Top of the list to try is the world famous ‘Blaa’. This floury bread product is exclusive to Waterford and is eaten mainly at breakfast time. The ‘Blaa’ is so unique that it achieved protected status by the EU in 2013 in the same view as is in place for Champagne, Feta cheese, Parma ham and others.

The Blaa was first introduced to Waterford City by the French Huguenots who settled here in 1693.  They brought pain blanc to Waterford which was corrupted by Waterfordians to blaa.  Locals enjoy their blaa with a ‘rasher’ of bacon or some ‘Red Lead’ (luncheon sausage) in the middle as a mid-morning snack. Other popular fillers include cheese and onion crisps and sliced ham, which the locals pronounce ''hang''. It is common for locals to eat hang blaas on the side of the road before the big match.

The rasher was actually invented in Waterford City by Henry Denny who set up his operation in Waterford City in 1820 and this is where to both developed and patented several production techniques and from this the modern bacon curing process and thus the ‘rasher’ was invented in Waterford.  Along with the rasher, Waterford is also home to the Cream Cracker as Jacobs Biscuits was set up on Bridge Street in Waterford in 1881.

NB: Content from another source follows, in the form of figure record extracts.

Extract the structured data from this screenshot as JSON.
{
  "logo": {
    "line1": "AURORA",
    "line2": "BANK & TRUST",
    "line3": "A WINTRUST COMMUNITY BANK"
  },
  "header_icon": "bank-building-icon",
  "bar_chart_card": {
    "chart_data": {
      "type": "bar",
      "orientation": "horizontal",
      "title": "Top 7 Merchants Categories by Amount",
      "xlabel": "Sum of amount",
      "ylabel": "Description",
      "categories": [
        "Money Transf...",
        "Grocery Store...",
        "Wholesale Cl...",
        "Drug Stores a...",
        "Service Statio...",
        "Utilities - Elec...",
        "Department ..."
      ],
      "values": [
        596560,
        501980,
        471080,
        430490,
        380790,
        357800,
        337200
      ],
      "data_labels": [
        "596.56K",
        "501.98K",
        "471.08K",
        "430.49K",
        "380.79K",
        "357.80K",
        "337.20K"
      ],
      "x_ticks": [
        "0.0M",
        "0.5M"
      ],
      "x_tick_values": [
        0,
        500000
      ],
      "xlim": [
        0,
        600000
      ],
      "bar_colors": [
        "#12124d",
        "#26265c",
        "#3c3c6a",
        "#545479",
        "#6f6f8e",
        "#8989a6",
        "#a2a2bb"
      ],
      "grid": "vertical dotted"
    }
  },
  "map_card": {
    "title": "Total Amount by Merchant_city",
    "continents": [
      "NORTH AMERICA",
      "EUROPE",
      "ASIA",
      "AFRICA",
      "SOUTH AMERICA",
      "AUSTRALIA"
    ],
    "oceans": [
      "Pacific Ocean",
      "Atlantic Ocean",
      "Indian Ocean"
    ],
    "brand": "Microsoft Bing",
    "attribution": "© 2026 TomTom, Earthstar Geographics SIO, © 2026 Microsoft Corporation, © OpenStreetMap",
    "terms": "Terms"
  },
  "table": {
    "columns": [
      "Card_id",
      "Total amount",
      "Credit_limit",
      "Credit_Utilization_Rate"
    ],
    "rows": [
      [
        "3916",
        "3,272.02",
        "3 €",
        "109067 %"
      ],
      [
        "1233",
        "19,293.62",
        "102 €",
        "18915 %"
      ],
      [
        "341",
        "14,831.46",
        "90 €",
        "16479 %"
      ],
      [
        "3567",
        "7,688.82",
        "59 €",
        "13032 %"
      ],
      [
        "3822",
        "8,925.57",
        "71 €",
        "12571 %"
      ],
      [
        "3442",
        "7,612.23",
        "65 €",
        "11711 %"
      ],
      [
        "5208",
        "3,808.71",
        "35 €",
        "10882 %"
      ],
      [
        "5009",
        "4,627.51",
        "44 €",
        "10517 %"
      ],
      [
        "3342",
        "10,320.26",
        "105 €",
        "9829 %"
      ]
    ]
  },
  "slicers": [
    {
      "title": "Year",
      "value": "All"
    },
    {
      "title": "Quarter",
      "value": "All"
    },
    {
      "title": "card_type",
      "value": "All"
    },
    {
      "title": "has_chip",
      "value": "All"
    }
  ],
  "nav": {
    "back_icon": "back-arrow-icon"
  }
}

Waterford people are also fond of their offal meat due to the sheer number of meat producing factories that were located here at one time or another.  It is said that the only part of the pig that we leave behind is the squeal, which is testament to the ''waste not want not'' Irish attitude prevalent in the city. Waterford people are especially fond of salted pork ribs (cured like bacon) boiled until the meat is falling off the bone and served with mashed spuds and cabbage. Sometimes cabbage is mashed into the spuds with other ingredients to produce Colcannon, which is still served up by many an Irish mammy to this day.  Some Waterford folk are fond of boiled pigs feet also, but this is a delicacy of sorts and would not suit everyone’s taste.  Other types of offal meat, such as chucks and loin bones can be added to a white Irish stew with beef, carrots, parsnips, onions etc. to add flavour. The marrow and fat that seeps out of this meat gives the stew a delicious and unique taste.

So if you happen to be eating out in a café or restaurant in Waterford why not do as the Deise do and order up some good old fashioned Waterford fodder.